Ils s’appelaient peut-être Ahmed, Fatima ou Youssef. Ils avaient des familles, des rêves, des raisons de fuir. Mais samedi dernier, au moins 72 personnes ont perdu la vie en tentant de rejoindre Ceuta, cette enclave espagnole sur la côte marocaine devenue un symbole douloureux des frontières qui tuent. Parmi eux, des jeunes cherchant un avenir, des parents voulant offrir une chance à leurs enfants, des êtres humains réduits à des chiffres dans les dépêches. Derrière chaque mort en Méditerranée ou aux abords de Ceuta, il y a une histoire interrompue, une absence qui déchire une famille restée au pays, un vide que rien ne comblera.
Ces tragédies ne sont pas des accidents. Elles sont le résultat direct de politiques migratoires qui transforment la quête de sécurité en parcours du combattant mortel. Selon Helena Maleno, militante des droits humains qui documente ces drames depuis des années, les routes deviennent de plus en plus dangereuses parce que les voies légales sont inexistantes. « Quand on ferme toutes les portes, les gens tentent de passer par les fenêtres, même si elles donnent sur le vide », explique-t-elle. Les murs, les barbelés, les patrouilles renforcées ne stoppent pas les migrations : ils les rendent mortelles. Et pendant ce temps, l’Europe détourne le regard, externalisant ses frontières et son humanité.

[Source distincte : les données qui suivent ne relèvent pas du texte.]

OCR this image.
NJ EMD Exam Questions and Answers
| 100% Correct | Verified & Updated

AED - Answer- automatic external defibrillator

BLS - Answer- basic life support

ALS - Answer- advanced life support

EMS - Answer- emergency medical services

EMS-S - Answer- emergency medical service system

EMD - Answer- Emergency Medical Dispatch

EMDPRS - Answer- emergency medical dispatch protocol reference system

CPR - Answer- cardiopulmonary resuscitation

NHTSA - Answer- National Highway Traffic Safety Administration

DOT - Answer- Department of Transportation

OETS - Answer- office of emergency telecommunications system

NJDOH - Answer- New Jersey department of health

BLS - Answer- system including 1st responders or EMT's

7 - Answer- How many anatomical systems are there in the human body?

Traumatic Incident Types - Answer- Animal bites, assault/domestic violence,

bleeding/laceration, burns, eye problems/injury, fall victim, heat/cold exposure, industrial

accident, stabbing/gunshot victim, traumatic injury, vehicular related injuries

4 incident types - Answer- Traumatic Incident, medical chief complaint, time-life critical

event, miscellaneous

Ces hommes, ces femmes et ces enfants fuient des réalités insoutenables : guerres sans fin en Syrie ou au Soudan, répression politique, pauvreté aggravée par les crises climatiques qui assèchent les terres et chassent les populations rurales. « Personne ne quitte son pays par plaisir », rappelle Aminata, travailleuse sociale dans un centre d’accueil à Montréal qui accompagne des demandeurs d’asile. « Ils partent parce que rester, c’est mourir à petit feu. Alors ils prennent le risque de mourir en mer, parce qu’au moins, il y a un espoir. » Cet espoir, aussi fragile soit-il, est tout ce qui leur reste quand l’Occident leur refuse le droit de demander asile en toute sécurité.
Face à ces drames à répétition, des organisations comme Médecins Sans Frontières, Alarm Phone ou Caminando Fronteras multiplient les appels à l’action. Elles réclament des corridors humanitaires, l’arrêt de la criminalisation du sauvetage en mer, et surtout, une reconnaissance : celle que l’accueil n’est pas qu’une question de charité, mais de responsabilité politique. « Chaque mort aurait pu être évitée », martèle un porte-parole d’Amnistie Internationale. « Ce sont des choix politiques qui les ont tuées, pas la mer. » Mais ces voix peinent à se faire entendre dans un climat où la rhétorique sécuritaire domine, où l’on parle de « vagues migratoires » comme d’une menace, et non de vies à protéger.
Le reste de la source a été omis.